Tuesday, June 25, 2013

Summer is Officially Here

There are certain surefire indicators summer has arrived. The NHL's Stanley Cup Finals are over; people are asking each other: "Hot enough for you?"; parents are rejoicing as children leave for camp; college students are busy filling burger-and-fry orders; and HR sends you a memo, reminding you how many vacation days you have left.

Many workers tend to disregard this advice to use their vacation time, preferring instead to use the season's increased daylight to energize them for working on the job. The extended hours of sunshine provide an energy boost that rival any canned drink. This leaves the worker feeling good, spending more time on the job, and ignoring family members who are pleading, "Let's go somewhere for vacation!"

Perhaps another reason employees prefer work over vacation is because vacations are work too, just in a different way. There are the hours, sometimes days, of vacation preparation; there's the juggling of finances required to pull off a nice stay somewhere; and there's the effort involved, sometimes considerable, to keep the kids reined in and at least acting as if they like each other. It's no wonder some guys find it more relaxing to remain on the job, where what's expected is familiar and there are no surprises.

Cost may hinder some from going on vacation.
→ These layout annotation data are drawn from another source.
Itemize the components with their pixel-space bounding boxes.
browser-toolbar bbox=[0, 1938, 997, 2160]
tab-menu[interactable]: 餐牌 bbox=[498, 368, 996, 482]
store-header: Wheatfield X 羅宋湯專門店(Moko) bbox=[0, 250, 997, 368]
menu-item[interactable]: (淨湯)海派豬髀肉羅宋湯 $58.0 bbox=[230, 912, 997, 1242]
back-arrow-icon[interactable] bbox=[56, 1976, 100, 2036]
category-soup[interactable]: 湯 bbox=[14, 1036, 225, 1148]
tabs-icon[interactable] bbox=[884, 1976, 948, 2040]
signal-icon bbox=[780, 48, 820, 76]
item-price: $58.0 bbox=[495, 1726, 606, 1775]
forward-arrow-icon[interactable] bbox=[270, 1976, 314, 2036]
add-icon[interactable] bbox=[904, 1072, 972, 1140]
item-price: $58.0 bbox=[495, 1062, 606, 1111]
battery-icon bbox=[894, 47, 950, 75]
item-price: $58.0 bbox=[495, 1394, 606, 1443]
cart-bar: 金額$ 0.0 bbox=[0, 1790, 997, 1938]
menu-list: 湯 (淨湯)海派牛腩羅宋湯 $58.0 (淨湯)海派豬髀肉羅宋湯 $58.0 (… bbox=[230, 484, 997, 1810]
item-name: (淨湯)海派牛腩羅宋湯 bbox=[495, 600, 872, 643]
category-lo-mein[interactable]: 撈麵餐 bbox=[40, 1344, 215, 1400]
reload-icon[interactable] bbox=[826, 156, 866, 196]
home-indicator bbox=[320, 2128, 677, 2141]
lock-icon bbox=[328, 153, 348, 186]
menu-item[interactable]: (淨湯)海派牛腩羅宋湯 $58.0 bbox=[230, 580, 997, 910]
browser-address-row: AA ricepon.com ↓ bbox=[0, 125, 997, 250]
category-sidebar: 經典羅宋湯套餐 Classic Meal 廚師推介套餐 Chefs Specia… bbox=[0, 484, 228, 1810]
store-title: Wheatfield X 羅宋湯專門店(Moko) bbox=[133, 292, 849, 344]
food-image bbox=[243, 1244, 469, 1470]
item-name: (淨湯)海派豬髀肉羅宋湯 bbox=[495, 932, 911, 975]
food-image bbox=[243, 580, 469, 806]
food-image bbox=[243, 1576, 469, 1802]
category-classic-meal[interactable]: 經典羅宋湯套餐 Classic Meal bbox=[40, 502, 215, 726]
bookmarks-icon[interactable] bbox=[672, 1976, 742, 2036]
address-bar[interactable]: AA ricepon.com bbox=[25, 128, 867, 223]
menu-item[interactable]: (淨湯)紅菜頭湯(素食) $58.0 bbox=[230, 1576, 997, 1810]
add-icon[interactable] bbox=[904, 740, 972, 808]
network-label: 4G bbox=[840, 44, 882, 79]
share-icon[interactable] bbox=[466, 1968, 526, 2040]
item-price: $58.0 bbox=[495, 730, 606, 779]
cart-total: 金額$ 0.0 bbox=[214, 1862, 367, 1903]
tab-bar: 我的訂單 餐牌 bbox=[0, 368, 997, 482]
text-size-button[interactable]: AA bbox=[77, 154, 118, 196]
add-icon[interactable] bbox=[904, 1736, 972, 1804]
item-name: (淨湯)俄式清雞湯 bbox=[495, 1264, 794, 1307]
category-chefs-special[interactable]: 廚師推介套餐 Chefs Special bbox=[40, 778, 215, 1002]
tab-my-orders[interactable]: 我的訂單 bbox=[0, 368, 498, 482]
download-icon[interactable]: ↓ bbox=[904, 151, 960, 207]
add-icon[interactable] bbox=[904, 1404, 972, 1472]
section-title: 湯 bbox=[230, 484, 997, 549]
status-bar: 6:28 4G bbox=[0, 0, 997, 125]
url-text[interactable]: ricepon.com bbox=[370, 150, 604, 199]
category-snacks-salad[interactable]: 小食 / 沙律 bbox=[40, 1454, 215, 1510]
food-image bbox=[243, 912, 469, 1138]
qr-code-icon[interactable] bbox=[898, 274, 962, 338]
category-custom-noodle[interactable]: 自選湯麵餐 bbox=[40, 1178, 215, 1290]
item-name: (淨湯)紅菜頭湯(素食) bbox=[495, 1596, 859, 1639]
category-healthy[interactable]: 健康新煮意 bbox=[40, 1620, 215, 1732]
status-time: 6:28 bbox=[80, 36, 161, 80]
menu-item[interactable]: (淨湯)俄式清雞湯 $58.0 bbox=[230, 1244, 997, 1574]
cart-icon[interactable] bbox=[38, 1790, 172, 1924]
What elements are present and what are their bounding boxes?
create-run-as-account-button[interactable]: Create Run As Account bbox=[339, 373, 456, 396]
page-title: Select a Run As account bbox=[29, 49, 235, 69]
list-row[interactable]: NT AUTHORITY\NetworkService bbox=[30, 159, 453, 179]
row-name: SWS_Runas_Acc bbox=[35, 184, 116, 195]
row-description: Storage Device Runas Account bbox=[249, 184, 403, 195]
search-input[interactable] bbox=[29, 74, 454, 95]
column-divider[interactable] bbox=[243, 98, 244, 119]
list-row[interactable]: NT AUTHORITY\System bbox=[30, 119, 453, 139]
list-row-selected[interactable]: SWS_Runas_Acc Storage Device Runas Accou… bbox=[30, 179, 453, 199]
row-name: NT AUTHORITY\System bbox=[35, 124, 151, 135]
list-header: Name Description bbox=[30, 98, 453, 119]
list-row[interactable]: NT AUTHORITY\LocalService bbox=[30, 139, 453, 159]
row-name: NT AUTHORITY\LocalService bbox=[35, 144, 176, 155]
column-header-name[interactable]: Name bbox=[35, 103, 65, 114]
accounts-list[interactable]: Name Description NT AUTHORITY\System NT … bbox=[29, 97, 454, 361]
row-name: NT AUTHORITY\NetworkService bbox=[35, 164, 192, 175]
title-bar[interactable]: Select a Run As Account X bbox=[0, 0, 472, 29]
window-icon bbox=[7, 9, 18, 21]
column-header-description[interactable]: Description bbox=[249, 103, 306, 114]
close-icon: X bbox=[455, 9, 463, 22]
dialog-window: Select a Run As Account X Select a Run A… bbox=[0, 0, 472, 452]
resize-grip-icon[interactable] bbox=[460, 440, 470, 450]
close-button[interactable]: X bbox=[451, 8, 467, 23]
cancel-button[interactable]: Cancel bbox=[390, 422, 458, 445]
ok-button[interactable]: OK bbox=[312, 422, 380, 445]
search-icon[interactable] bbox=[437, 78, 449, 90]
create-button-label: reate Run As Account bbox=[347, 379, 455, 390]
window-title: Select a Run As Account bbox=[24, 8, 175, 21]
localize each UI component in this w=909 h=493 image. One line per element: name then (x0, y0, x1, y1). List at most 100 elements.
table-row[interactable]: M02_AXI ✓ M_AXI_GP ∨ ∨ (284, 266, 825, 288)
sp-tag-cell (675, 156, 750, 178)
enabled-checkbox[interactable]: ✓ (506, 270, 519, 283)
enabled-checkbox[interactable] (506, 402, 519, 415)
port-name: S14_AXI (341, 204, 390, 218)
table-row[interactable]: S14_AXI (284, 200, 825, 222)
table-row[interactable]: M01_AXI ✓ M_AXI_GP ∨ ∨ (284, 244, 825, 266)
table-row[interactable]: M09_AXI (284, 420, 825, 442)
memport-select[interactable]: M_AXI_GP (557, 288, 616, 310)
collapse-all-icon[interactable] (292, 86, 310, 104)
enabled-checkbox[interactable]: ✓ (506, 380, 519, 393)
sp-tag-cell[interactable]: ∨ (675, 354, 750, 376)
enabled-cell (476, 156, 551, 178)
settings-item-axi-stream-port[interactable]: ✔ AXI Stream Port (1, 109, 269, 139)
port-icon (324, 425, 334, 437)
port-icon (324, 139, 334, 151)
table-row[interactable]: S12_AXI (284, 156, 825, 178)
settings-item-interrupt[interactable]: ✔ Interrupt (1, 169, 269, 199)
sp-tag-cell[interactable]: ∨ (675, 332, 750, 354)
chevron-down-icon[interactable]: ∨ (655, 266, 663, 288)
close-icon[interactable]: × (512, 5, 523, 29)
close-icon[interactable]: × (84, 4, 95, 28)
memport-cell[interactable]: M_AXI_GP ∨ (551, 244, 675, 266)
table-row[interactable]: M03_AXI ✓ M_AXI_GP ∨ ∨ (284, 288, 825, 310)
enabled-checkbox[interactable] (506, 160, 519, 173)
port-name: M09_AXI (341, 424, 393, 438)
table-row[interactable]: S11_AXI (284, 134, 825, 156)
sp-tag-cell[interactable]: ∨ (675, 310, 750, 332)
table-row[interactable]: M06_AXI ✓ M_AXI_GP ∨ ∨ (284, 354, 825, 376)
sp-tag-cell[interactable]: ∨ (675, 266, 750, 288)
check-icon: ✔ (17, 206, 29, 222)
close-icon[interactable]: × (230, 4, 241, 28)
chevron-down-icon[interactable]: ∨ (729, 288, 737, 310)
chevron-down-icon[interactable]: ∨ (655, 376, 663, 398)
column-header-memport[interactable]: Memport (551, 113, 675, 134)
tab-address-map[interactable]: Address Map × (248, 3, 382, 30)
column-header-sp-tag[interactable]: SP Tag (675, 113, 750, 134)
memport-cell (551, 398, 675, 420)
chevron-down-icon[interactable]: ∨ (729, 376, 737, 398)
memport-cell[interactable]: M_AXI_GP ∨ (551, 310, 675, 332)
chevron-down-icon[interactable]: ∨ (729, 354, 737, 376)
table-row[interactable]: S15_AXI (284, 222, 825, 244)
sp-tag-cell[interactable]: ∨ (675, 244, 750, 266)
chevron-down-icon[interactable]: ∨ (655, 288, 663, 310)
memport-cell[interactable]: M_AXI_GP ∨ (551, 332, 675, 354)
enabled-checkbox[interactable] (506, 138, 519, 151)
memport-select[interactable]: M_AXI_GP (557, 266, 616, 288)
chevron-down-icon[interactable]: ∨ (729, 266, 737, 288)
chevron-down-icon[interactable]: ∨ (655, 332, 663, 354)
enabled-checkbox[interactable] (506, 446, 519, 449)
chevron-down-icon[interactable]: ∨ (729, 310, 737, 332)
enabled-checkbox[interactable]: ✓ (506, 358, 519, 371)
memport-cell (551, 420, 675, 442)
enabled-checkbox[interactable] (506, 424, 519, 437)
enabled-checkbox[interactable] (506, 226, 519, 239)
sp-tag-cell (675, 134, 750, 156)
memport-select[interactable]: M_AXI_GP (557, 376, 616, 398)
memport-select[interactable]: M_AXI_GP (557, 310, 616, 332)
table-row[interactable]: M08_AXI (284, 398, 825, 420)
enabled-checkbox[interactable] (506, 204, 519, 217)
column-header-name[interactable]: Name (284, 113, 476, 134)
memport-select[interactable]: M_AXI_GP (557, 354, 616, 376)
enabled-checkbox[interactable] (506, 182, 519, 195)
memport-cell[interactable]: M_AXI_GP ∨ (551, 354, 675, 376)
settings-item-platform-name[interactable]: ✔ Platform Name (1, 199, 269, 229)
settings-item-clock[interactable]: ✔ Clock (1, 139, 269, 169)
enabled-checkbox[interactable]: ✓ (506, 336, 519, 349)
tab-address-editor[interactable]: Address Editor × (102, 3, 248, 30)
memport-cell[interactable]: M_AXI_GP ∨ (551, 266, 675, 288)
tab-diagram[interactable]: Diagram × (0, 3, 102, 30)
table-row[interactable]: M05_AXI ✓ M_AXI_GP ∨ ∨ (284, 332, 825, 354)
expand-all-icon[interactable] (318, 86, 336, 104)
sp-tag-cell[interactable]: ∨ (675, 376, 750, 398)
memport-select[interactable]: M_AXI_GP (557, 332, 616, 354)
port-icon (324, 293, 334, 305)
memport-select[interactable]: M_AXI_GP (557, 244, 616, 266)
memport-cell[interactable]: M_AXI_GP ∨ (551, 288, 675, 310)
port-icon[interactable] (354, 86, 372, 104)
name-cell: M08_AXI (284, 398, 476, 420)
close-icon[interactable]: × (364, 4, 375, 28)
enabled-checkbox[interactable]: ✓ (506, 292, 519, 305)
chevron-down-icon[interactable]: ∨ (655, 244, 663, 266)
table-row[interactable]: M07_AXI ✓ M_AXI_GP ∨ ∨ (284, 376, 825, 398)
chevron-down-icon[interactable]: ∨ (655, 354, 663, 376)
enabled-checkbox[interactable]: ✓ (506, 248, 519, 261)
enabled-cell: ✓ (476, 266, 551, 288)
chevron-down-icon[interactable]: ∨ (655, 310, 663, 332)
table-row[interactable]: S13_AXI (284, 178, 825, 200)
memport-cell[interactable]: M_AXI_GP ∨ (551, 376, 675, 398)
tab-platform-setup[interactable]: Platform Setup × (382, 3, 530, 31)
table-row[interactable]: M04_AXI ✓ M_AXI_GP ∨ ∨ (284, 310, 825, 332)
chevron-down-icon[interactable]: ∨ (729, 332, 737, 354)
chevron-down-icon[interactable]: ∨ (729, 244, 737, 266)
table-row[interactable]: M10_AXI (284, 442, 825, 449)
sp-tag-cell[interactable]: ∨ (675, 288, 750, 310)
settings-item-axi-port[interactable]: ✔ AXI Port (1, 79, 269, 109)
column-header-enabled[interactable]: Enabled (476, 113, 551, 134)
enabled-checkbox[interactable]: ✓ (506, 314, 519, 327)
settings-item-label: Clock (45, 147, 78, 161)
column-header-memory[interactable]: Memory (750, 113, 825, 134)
Since transportation, meals, drink and lodging all cost more away from home, some are discouraged from leaving at all, thus forfeiting vacation days. Many workers find it hard to hand over a day's wages to feed a family of three or more at a fancy restaurant, or tap into the savings account to fly the family to a resort destination. And they know from experience it's hard to hang on to bucks when the kids are whining for one more souvenir, another ride on the "Spin 'N' Flip," or begging for a $5 candy bar before the movie begins.

So what's a guy to do?

Well, here's my plan. This summer I'm taking at least two working days and staying home. My high ambitions are to sleep a little later, work on my hobbies, read to the kids, take the family to a matinee, play catch with the boys, and sweep my wife off her feet, as I grill burgers in the backyard.

I will take the time and walk into every room in the house, recalling again why I liked the place in the first place. I will read from a book. I will talk with my family. I will go outside in the evening, lay on my back, and try to remember the names of the constellations I see. If I'm lucky I might spot a "shooting star." If my eyes are really focused, I might pick up the faint speck of a satellite drifting through space.

The point to remember here is no one said a vacation has to involve stress or money. A vacation is time away from the job. It's time to relax and refuel. It's time to shake off the cobwebs and bask in the beauty of this world -- whether that's strolling a beach in Maui or between the flowerbeds in your backyard.

Vacation equals time away -- from the grind, from the office or plant or assembly line, from the frame of mind we have when we're at work. It's about breathing a different air for a while.

Someone once said, "I don't know anyone on their deathbed wishing they spent more time at work."

I couldn't agree more.

So I'll be out of the office come Friday. How about you?